When I was a boy on Long Island long ago, cardinals were not common. We would rush to see them when they visited our yard, a rare gift from the South, a vison almost from the tropics. I still can picture one eating the red, gooey berries on the yew bushes that masked our neighbor’s fence. I look again at the cardinals at my window, longing for the innocence and wonder of my youth.
At another time of plague and less frequent distant travel, the cardinal was seen as extraordinary, not a cliché for cards. It was a symbol of the need to closely observe and appreciate birds and their beauty in our midst. Women writers of the Progressive Era believed our character as a person and as a nation would improve if we learned at a young age to wonder at the nature around us, especially the birds, rather than shoot, collect, or eat them. Gene Stratton Porter, a popular novelist, also wrote books for youth about the birds and nature for just this reason. One of her best-selling works for young people was the novel, The Song of the Cardinal. My own copy is the ninth edition from 1937. As we shift our habits and our gaze because of COVID, I have shared it with my granddaughter, Nora, a precocious, bright, and active eight-year-old who was being driven to distraction by the boredom of her classroom Zooms. “Come here! Come here! Entreats the cardinal,” the hero of the book. A farmer and his wife are exulting that three cardinal babies have hatched. They rush to look because the cardinal has called them, “See here! See here!” But a young hunter has approached, eager to shoot the redbird. Our farmer shames him into stopping and says, “who gave you rights to go ‘round takin’ such beauty an’ joy out of the world?”

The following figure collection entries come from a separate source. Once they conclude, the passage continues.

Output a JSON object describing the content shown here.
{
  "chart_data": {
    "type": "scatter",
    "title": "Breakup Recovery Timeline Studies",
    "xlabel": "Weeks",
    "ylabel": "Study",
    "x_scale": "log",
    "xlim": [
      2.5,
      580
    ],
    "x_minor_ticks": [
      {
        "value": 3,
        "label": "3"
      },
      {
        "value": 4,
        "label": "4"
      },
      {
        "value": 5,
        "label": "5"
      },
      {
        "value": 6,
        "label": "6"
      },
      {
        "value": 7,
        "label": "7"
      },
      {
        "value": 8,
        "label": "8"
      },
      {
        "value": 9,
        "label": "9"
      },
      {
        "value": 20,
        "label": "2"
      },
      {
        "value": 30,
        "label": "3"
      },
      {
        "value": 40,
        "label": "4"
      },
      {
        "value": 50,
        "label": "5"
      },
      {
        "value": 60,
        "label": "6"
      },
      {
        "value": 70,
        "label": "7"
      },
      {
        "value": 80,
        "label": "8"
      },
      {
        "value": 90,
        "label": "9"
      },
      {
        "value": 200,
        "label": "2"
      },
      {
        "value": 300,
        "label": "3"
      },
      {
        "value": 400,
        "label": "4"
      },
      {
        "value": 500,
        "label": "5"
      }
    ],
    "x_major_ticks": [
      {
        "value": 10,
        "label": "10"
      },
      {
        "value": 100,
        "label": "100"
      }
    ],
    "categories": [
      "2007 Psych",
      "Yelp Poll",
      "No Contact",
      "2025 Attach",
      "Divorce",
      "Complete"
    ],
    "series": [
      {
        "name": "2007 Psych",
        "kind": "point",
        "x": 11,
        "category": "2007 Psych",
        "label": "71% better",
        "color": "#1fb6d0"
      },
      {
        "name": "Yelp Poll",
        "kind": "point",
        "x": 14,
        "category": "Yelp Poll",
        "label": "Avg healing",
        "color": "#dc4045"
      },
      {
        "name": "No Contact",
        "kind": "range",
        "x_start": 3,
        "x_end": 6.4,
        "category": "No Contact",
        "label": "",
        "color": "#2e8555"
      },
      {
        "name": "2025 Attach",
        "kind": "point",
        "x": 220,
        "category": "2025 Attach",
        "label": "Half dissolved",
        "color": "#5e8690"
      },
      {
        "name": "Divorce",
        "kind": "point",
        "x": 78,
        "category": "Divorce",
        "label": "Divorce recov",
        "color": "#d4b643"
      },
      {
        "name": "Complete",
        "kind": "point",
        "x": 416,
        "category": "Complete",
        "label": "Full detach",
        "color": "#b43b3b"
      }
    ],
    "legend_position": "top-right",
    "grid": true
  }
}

Threats to “collecting” the cardinal because of its beauty are also the concern of Mabel Osgood Wright, another prolific writer of the early twentieth century. Wright created the first bird sanctuary open to the public in her Connecticut home and founded the Connecticut Audubon Society. In Birdcraft: A Field Book of Two Hundred Song, Game and Water Birds, a volume with original drawings by the noted artist, Louis Agassiz Fuertes, designed to interest the emerging suburban middle class in birds and nature, we learn that the cardinal or “cardinal grosbeak,’ was kept as a cage bird because of its delightful singing, especially in England where it was known as the Virginia Nightingale. But it was also shot and killed relentlessly. “The Cardinal owes many of his misfortunes to his ‘fatal gift of beauty.’” It is simply impossible that he should escape notice, and to be seen, in spite of laws to the contrary, means that he will either be trapped, shot, or persecuted out of the country.”

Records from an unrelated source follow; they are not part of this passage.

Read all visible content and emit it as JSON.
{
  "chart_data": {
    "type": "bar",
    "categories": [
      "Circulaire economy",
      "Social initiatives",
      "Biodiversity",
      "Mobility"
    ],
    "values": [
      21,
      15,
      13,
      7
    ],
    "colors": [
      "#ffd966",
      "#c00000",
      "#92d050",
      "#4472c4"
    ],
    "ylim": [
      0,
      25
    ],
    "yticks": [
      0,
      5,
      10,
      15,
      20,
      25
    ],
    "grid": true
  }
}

We know that Rachel Carson, and later her friends and colleagues, exposed the dangers of DDT to the reproduction of eagles, ospreys, pelicans and other birds, saving them from extinction. And we know that even as they marched for suffrage, women mobilized to pass the Migratory Bird Treaty Act, saving millions of egrets, herons and other birds from the slaughter of the millinery trade. But to realize that the gentle, gorgeous cardinal, now common even in the North, was endangered, kept caged for amusement, and killed because of its unmistakable scarlet feathers gives new significance to this ordinary backyard bird. Every child can name it. It is festooned, without thought, across pillows and postage stamps, atop the nature paraphernalia that exploits the image of this glorious Virginia Nightingale.
I look again outside my wintry window. A male lands on the sill, just inches from me through the glass. His head is slightly cocked as he peers directly at me. Is he signaling for more safflower seed? Offering thanks? Or simply entreating me with a “Come here! Come here!” to a different, deeper look at our world and the evanescent, fragile beauty that is in it?